The government therefore considers that any indirect discrimination in the enjoyment of article 8 rights is justifiable.
Article 14 and article 9
Article 14, read in conjunction with article 9, may also be engaged with as the concept of assisted dying is relevant to a range of religious beliefs. Along with the protection against discrimination on the grounds of religion provided by article 14, the convention contains a substantive provision expressly providing for the right to freedom of thought, conscience and religion enshrined in article 9 of the convention.

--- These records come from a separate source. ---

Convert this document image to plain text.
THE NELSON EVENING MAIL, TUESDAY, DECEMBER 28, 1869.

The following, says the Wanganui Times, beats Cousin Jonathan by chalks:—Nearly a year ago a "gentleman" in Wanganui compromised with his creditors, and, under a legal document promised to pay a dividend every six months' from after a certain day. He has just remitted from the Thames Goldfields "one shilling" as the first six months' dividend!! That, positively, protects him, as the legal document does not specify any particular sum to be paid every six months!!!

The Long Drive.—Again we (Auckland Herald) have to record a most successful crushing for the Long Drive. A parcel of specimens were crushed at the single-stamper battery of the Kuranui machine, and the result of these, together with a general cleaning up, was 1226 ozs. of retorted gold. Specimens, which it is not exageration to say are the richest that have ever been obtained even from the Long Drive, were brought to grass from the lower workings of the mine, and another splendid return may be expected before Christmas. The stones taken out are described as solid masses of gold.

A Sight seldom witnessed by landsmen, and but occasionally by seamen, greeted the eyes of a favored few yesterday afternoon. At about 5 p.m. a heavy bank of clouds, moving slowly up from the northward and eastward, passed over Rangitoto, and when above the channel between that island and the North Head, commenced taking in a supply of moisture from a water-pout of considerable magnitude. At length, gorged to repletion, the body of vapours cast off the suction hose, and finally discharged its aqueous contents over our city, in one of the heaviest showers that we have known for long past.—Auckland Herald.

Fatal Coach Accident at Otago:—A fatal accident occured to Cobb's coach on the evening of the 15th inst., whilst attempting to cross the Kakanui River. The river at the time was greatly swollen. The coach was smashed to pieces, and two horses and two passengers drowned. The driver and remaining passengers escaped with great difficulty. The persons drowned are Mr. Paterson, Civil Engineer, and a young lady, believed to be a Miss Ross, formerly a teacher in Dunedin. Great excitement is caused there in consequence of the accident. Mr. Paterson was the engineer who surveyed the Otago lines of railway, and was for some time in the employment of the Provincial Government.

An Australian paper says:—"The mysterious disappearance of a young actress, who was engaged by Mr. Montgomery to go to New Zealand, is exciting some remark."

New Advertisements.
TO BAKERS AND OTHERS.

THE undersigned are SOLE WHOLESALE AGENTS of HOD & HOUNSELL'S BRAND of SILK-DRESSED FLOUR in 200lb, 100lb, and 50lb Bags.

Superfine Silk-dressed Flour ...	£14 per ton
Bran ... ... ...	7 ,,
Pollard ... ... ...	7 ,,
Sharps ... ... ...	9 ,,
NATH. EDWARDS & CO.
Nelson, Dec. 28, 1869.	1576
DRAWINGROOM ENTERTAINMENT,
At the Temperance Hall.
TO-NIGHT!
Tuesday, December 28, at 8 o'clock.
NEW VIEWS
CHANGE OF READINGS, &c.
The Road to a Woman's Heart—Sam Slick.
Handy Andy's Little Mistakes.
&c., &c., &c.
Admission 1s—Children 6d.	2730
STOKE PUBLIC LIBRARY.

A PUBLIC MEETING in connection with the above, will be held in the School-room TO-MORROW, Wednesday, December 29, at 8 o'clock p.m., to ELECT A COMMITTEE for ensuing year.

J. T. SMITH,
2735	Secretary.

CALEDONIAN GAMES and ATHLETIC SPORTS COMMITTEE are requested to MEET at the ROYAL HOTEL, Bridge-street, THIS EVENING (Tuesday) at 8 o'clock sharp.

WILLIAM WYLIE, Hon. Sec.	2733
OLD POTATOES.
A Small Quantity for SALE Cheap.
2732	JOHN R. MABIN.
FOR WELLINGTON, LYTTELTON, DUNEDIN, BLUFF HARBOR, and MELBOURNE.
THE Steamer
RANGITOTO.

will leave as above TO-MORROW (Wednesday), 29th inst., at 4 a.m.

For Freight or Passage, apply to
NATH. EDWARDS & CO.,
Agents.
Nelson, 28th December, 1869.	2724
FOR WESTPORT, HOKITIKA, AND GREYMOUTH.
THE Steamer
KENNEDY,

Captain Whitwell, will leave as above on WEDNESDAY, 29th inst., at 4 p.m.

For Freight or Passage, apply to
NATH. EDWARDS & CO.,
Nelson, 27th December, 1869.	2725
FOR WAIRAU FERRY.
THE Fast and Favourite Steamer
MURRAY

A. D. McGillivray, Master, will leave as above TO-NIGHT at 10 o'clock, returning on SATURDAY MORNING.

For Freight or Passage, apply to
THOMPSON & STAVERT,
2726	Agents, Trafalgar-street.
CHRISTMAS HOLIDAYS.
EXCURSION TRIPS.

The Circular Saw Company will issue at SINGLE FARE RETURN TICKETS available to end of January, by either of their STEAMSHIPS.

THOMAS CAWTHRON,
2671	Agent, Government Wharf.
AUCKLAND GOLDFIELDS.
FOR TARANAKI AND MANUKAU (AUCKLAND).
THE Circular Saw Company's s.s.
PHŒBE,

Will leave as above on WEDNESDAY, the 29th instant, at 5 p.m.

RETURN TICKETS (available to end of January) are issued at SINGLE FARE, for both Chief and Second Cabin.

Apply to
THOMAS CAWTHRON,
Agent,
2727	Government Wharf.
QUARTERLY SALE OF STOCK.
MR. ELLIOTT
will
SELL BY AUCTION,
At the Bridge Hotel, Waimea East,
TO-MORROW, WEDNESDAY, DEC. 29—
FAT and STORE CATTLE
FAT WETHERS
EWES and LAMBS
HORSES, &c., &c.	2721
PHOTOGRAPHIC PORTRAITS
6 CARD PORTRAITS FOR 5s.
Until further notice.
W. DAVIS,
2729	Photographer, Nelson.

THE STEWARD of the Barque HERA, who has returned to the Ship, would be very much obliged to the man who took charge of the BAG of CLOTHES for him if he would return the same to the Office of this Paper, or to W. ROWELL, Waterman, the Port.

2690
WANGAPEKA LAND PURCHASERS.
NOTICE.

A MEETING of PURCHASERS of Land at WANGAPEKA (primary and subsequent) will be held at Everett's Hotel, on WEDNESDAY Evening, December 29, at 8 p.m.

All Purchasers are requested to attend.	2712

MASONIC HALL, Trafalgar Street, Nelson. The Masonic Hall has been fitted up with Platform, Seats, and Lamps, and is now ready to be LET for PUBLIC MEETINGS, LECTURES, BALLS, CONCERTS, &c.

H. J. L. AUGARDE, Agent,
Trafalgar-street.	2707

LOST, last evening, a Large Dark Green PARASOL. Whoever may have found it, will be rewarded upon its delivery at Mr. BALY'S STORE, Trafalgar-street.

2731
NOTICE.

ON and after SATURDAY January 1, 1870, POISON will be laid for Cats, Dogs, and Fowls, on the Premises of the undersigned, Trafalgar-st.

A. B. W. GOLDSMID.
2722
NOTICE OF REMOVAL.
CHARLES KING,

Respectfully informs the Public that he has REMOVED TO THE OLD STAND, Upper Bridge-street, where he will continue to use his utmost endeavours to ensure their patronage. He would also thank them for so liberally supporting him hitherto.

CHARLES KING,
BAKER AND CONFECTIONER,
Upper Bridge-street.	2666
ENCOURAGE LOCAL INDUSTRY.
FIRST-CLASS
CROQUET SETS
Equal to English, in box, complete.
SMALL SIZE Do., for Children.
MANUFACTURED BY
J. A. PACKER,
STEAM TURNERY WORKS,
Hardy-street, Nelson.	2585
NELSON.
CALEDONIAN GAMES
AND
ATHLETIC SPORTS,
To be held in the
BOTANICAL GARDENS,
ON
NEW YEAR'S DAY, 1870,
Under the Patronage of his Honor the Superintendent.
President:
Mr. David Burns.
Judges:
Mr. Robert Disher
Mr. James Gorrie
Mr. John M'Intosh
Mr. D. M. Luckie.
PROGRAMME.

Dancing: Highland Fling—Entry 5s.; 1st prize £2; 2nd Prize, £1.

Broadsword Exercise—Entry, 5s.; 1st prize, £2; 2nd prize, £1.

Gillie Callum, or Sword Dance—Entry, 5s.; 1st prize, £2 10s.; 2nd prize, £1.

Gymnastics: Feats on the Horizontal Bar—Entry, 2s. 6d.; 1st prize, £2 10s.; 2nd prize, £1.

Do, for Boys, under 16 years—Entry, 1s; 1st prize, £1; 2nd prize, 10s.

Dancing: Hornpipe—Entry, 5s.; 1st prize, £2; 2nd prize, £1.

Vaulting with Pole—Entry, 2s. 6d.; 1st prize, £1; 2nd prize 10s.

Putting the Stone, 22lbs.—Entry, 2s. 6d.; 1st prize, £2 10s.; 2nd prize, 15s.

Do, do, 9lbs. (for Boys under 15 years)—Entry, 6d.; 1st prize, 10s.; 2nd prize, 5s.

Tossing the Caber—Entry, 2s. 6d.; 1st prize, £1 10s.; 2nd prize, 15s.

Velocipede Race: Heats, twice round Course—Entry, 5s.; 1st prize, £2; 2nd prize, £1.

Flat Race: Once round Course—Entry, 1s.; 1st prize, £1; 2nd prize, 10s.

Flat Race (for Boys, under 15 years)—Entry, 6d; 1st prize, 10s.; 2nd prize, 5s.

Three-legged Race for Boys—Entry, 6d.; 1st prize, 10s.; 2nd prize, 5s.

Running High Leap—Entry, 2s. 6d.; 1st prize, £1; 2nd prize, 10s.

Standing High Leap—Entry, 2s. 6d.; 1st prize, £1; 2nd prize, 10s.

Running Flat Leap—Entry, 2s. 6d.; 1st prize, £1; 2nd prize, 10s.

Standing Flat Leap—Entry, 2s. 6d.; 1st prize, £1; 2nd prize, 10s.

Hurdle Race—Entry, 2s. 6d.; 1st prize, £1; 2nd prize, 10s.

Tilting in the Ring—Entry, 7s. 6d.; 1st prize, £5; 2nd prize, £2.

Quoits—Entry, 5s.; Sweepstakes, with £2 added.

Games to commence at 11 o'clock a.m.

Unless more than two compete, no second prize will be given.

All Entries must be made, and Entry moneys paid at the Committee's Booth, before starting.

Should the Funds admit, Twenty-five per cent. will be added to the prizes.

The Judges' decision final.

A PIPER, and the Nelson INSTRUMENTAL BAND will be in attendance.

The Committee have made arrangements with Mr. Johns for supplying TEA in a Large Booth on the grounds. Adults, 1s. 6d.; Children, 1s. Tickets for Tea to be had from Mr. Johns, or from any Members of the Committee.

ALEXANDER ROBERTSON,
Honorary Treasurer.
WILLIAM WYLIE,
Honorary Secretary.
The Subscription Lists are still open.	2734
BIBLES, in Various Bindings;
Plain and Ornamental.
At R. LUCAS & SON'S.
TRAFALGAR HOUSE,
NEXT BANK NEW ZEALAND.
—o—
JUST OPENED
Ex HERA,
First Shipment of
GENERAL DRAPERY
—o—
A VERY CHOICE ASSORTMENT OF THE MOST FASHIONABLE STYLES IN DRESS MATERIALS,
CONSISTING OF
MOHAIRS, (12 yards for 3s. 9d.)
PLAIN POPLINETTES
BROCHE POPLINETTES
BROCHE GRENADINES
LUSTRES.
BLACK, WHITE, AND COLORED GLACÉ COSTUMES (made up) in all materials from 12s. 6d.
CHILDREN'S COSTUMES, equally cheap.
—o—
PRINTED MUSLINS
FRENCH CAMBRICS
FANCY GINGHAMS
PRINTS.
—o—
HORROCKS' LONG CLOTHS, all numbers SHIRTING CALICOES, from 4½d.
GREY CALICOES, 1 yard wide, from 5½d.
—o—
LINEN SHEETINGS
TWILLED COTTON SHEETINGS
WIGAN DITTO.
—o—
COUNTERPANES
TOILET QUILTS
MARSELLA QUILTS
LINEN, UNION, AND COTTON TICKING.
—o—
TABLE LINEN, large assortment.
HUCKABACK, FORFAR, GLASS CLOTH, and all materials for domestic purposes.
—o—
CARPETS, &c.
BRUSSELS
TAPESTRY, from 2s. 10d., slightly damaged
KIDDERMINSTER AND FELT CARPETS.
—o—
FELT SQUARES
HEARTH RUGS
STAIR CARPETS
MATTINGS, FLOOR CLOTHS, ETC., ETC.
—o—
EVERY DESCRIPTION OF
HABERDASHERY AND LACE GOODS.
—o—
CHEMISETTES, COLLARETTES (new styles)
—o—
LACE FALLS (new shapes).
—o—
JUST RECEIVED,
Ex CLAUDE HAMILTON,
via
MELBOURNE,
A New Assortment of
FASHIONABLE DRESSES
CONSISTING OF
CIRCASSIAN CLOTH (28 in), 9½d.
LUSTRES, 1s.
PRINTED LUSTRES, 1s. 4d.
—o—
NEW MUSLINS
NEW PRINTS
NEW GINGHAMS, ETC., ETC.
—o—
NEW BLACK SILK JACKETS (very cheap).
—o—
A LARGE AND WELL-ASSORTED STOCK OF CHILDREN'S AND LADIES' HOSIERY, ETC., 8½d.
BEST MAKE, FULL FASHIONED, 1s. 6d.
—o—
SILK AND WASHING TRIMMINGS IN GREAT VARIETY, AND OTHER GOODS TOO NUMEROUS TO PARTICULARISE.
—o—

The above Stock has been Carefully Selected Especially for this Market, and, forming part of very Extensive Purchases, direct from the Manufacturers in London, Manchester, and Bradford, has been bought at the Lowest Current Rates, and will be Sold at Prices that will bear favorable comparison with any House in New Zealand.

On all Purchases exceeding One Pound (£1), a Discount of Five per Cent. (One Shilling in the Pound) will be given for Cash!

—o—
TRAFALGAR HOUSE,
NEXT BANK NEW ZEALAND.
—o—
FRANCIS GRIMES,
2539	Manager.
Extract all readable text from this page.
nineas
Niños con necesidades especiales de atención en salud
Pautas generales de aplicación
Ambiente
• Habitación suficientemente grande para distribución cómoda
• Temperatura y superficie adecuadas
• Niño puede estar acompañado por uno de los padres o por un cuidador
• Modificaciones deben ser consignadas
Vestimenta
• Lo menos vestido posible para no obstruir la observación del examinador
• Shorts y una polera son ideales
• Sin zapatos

As set out in the analysis of article 9 above, clause 5(6) of the bill imposes a duty on a registered medical practitioner, where they are unwilling or unable to conduct the preliminary discussion, to ensure that the person is directed to where they can obtain information and have the preliminary discussion.
However, article 14 is a qualified right which is capable of lawful interference where necessary and proportionate to ‘protect the rights and freedoms of others’. The government’s view is that any such interference flowing from the requirement at clause 5(6) is justified in pursuance of the legitimate aim of safeguarding the ability for those who are terminally ill and wish to die to access information on assisted dying and to have a preliminary discussion. In other words, the government considers that any indirect discrimination in the enjoyment of article 9 rights (as protected by article 14) is justified by the need to balance those rights against the ability of persons to seek an assisted death, which is in keeping with the article 8 rights of those persons.
Furthermore, the government notes that the obligation at 5(6) does not require a medical practitioner to undertake the preliminary discussion directly themselves, and does not require any active, direct participation in the process of providing assisted dying itself. Therefore, the government considers that any potential interference with articles 9 and 14 is proportionate.